Love this Sally, ‘There is always a loving discipline in our house that teaches responsibility about choices made and allows us all, including my child, to be accountable.’ This is something we cannot learn early enough in life but always with the emphasis on loving.
‘Being tired was a given, it came with the title of parenting. Let’s face it, I often met parents who would say things like, “I have been tired for 5 years”.’
If we are this tired I would be asking myself what is the quality of care I am giving my kids. How come it took us till we came to Universal Medicine to know the simple truth that if you do not care for yourself then you cannot in truth care for another?
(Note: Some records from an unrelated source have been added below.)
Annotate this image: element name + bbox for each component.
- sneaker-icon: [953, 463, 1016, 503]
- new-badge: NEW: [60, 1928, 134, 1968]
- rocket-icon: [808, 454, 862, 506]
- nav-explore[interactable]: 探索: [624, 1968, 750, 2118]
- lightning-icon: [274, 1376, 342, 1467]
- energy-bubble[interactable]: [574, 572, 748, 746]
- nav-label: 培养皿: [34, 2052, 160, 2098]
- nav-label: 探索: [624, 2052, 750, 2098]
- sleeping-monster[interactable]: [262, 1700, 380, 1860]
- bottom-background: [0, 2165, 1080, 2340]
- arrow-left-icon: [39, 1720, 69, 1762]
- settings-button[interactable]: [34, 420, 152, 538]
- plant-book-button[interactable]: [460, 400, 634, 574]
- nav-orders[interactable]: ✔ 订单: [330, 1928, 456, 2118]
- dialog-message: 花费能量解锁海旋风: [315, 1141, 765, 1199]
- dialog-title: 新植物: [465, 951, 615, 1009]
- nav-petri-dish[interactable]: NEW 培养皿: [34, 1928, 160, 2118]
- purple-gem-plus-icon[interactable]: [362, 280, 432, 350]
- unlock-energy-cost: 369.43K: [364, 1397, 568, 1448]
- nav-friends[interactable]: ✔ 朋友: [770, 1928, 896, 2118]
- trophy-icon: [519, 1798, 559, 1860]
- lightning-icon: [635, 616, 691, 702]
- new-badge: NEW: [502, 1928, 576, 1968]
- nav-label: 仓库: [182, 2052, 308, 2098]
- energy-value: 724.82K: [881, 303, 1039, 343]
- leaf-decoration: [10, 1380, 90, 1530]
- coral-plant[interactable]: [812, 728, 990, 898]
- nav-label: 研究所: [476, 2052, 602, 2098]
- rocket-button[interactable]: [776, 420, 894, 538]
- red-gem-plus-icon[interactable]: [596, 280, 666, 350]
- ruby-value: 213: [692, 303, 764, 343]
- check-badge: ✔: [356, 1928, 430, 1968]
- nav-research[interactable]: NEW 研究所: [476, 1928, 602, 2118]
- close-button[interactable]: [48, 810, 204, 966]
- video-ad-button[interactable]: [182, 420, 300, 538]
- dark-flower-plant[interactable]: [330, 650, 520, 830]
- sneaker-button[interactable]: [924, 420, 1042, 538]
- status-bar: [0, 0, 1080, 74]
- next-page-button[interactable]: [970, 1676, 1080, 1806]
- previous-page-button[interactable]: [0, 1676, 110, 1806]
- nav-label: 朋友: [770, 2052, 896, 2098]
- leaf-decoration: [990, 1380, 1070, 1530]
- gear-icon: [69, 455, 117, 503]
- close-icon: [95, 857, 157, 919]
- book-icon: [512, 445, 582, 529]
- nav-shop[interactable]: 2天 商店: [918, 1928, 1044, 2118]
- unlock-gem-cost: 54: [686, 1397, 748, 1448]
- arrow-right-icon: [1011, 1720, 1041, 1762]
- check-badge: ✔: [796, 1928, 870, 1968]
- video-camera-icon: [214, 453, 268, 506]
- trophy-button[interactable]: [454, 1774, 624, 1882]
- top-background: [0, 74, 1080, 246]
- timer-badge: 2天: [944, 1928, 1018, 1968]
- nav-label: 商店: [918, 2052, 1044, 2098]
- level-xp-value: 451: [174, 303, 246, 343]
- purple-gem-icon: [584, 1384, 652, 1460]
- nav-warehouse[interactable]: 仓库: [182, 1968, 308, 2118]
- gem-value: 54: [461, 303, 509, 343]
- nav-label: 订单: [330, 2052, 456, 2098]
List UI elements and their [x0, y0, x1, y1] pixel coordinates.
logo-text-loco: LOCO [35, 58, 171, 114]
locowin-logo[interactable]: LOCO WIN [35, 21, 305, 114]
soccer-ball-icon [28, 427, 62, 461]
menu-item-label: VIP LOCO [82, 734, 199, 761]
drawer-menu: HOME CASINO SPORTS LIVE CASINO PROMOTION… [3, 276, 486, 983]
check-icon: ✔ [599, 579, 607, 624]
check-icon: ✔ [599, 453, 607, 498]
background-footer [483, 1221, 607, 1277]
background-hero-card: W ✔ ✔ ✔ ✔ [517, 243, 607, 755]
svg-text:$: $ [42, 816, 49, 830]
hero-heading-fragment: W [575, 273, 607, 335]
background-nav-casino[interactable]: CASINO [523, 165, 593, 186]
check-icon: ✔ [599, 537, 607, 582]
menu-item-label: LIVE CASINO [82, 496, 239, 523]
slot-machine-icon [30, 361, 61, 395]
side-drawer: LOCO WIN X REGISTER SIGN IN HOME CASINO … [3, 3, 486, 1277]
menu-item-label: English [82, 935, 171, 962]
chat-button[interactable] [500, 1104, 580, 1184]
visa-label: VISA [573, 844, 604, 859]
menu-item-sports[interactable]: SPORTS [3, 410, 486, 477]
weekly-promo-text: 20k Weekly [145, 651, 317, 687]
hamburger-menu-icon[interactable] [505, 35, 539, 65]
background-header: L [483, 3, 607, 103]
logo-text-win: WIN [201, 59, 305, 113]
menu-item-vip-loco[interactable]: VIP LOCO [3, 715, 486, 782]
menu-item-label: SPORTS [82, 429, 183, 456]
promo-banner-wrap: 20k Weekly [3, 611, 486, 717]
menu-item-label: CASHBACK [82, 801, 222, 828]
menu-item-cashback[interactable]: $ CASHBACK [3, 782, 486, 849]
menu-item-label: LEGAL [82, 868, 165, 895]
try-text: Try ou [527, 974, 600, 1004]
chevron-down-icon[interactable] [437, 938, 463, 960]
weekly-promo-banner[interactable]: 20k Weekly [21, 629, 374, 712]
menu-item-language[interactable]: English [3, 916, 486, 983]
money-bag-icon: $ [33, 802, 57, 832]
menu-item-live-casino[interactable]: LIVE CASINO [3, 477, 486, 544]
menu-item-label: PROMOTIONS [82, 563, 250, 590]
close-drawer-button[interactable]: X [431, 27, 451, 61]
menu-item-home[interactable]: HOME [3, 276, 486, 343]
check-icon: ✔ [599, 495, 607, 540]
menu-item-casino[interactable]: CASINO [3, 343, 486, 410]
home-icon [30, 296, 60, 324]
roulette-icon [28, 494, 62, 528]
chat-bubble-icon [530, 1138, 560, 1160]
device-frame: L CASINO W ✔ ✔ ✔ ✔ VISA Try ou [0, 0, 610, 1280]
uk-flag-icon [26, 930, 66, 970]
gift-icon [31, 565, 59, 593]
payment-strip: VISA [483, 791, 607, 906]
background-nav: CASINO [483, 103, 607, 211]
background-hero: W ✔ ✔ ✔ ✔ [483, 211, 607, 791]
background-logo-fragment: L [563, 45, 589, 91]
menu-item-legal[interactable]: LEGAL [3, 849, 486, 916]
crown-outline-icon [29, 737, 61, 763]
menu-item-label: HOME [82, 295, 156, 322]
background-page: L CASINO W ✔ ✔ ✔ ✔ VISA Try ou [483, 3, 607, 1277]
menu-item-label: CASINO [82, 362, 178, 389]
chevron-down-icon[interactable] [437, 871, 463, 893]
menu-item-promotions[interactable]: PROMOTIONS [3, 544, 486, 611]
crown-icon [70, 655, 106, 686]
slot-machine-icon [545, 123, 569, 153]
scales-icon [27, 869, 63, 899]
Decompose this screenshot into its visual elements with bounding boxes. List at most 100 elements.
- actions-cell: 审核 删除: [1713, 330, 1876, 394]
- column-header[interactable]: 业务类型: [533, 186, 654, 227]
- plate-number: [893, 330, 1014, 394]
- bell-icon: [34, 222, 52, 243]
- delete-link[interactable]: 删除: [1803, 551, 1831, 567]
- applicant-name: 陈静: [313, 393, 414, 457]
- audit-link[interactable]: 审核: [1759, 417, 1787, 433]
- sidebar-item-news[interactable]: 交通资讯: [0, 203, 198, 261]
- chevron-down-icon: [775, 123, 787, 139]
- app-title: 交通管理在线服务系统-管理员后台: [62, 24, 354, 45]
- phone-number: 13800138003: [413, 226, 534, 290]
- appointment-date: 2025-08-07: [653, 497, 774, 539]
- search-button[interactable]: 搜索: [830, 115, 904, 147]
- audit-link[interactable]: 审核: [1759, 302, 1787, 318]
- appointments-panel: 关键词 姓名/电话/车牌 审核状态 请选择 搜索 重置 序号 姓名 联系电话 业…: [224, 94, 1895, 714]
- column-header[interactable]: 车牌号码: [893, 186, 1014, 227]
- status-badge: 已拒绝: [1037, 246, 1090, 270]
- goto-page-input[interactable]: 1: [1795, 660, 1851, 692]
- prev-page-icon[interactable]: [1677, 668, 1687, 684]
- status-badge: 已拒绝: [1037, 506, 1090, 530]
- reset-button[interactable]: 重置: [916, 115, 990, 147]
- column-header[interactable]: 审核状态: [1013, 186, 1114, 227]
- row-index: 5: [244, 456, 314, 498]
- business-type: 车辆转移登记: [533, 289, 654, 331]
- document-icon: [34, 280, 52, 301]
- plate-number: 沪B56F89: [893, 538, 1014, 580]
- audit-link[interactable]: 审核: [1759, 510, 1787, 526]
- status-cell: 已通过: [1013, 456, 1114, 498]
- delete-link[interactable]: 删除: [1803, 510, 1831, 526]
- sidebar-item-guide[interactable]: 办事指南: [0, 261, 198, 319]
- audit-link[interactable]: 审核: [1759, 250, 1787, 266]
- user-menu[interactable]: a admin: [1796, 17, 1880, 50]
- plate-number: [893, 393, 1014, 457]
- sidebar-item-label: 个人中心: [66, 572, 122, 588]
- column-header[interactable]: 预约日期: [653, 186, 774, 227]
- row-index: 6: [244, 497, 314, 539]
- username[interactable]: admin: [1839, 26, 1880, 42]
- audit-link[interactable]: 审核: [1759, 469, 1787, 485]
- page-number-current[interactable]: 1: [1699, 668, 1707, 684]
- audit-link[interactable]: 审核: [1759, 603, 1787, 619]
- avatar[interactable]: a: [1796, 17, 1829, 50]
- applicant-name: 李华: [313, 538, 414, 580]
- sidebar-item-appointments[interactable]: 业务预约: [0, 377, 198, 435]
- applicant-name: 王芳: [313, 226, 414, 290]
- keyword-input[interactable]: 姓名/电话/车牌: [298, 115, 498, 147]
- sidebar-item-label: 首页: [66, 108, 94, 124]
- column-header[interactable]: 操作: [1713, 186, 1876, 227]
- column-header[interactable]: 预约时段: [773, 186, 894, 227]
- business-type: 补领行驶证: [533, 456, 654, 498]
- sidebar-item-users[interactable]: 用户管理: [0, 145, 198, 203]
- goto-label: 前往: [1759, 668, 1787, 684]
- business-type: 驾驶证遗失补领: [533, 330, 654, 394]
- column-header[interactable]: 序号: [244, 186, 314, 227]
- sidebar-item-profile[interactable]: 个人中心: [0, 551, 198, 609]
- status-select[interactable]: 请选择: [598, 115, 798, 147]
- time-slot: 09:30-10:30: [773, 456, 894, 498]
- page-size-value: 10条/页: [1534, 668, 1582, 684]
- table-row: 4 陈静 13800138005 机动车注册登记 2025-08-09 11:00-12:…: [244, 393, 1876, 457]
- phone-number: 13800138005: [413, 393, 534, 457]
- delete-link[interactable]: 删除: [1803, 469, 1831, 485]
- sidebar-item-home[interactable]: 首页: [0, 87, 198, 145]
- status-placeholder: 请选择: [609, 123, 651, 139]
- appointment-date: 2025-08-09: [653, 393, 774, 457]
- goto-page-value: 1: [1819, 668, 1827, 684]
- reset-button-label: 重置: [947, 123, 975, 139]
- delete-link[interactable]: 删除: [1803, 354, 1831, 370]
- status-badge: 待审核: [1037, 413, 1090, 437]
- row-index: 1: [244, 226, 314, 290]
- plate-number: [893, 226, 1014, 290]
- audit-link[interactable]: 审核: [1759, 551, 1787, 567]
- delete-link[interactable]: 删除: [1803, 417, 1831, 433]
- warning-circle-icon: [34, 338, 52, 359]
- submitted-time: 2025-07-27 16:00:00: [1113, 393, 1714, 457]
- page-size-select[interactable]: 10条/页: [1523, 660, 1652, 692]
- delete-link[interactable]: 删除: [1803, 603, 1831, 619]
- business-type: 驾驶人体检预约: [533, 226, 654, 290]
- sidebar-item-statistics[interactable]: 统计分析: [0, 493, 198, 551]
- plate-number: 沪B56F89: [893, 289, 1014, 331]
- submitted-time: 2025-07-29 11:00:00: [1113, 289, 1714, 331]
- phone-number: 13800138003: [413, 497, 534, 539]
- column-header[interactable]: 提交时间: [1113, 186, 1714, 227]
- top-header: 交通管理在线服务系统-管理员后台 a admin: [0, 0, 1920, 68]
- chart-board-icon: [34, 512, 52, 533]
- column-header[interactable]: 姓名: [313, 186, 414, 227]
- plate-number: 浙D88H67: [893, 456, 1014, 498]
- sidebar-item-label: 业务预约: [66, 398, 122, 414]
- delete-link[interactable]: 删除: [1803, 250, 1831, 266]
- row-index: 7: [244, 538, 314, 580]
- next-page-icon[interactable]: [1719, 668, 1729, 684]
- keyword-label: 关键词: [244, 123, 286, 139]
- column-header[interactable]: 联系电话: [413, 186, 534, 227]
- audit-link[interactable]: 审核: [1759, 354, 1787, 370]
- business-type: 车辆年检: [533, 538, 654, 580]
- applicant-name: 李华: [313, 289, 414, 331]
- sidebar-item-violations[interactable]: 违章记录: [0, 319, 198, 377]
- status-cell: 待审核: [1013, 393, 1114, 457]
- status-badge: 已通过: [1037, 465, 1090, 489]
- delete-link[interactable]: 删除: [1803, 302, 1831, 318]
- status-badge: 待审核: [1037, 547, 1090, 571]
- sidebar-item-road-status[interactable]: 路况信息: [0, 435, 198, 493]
Whilst I am not a parent myself, something I have learnt through Universal Medicine is just how much we rely on a controlled life. This plays out in every area of our lives. When I am with children now, I really work on not playing into the unnecessary need to have them perform, as their parents force them to hug or kiss me hello and goodbye for example or show me their latest tricks, followed by the disappointment from the parent when they don’t perform on demand. It can be difficult to watch, however it does bring understanding to why children rebel when they do.
Who needs ‘how to parent’ books when you offer us some very needed and amazing advice Sally. With the amount of literature out there – every one of them missing the point, it’s no wonder society is constantly dealing with parenting issues of all kinds. All you need is love, and whilst that might sound weak, it’s actually the most powerful thing we have but often choose to ignore it.
Very cool Sally. As the mother of an 11 week old baby i can appreciate how you now see and value parenting – that we are here to support our kids not control them. That’s pretty huge and when I see the way some people treat their kids in a moment of reaction – it makes me appreciate that there is always a choice that comes from how we are in ourselves first. If I take care of myself I will naturally know how to take care of my child.
If we do not look after ourselves and put ourselves first then we live exhausted and it is easy to snap at our children. When we create time and space for ourselves, get the rest that is needed and live in a way that supports us to be with ourselves then parenting is a whole different ball game.
‘I actually put time and effort into parenting so that what is presented is all about love first.’ What I experienced recently is how much space we create for ourselves when we put time and effort into our parenting.